Collection of test fixes #14206

dumbbell · 2025-07-10T10:14:07Z

This pull request addresses the test flakes that appeared in the past couple months.

[Why] Several lines were crossing the 80-columns boundary, plus messages without a capital first letter.

[Why] When `wait_for_messages_ready/3` returns, we are sure that the replicas are in the expected state. However, the `#amqqueue{}` record is updated in Khepri, we don't know when all Khepri store members will be up-to-date. It can happen that `Server0` is not up-to-date when we query that record to get the list of replicass, leading to a test failure. [How] First, the check is moved to its own function is `queue_utils`. Then, if Khepri is being used, we use a Khepri fence to ensure previous operations were applied on the given server. This way, we get a consistent view of the `#amqqueue{}` record and thus the list of replicas.

... in `remove_node_when_seed_node_is_leader/1` and `remove_node_when_seed_node_is_follower/1`. [Why] The check was performed after the partition so far.

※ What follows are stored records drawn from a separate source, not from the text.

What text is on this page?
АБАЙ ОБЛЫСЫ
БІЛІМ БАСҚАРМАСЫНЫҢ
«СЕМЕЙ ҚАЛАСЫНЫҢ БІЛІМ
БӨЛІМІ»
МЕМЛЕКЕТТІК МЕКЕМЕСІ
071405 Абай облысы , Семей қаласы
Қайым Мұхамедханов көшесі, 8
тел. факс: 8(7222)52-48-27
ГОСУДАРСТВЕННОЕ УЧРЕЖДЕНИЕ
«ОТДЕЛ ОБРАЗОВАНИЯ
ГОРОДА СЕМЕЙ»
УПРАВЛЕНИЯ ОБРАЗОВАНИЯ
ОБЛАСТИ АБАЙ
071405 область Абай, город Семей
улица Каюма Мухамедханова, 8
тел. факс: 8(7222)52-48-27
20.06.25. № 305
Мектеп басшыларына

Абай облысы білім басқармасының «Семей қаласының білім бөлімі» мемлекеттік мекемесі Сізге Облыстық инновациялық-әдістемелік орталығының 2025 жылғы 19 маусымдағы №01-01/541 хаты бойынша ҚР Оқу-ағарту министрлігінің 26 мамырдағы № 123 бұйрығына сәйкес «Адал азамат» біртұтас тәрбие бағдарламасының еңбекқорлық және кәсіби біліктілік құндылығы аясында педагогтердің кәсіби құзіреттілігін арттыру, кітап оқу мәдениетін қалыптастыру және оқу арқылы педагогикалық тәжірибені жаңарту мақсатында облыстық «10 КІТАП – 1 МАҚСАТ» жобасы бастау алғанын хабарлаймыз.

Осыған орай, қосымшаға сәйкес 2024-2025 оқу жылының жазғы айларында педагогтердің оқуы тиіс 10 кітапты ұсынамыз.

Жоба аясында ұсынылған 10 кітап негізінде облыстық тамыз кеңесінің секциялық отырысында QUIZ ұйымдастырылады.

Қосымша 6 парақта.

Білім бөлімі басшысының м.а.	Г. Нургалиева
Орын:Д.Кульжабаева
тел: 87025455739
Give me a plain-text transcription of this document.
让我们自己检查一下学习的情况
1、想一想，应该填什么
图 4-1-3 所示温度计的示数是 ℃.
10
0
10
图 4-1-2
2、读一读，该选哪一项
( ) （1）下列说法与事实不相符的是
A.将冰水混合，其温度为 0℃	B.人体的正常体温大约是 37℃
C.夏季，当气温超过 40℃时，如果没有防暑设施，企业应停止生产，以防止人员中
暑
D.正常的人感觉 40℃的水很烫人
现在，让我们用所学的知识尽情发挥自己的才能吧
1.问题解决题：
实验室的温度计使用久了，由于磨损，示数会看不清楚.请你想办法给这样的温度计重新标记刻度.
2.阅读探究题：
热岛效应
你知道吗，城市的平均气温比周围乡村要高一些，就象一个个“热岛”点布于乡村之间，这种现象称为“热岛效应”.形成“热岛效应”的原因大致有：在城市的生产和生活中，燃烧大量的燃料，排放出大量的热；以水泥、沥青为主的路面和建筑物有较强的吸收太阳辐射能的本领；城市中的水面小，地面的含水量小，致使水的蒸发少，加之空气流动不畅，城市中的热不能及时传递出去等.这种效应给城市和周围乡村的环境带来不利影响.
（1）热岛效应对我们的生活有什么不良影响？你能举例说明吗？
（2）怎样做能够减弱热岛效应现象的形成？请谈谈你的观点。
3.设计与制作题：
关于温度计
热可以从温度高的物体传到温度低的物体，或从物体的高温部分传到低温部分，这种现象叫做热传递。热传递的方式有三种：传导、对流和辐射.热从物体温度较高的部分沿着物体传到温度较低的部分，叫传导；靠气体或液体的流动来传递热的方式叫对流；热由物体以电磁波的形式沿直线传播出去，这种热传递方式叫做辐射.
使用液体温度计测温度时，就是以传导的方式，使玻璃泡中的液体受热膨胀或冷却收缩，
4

It was incorrect because if a cluster change was not permitted at the time of the partition, it would not be afterwards. Thus there was a race condition here. [How] Now, the check is performed before the partition. Thanks to this new approach, we are sure of the state of node A and don't need the cass block near the end of the test cases. This should fix some test flakes we see locally and in CI.

[Why] The default checkpoint interval is 16384. Therefore with 20,000 messages published by the testcase, there is a chance a checkpoint is created. This would hit an assertion in the testcase which expects no checkpoints before it forces the creation of one. We see this happening in CI. Not locally because the testcase runs fast enough. [How] The testcase now sends 10,000 messages. This is still a lot of messages while staying under the default checkpoint interval.

…de_list_in_user` [Why] This was the only place where a condition was checked once after a connection close, instead of waiting for it to become true. This caused some transient failures in CI when the connection tracking took a bit of time to update and the check was performed before that.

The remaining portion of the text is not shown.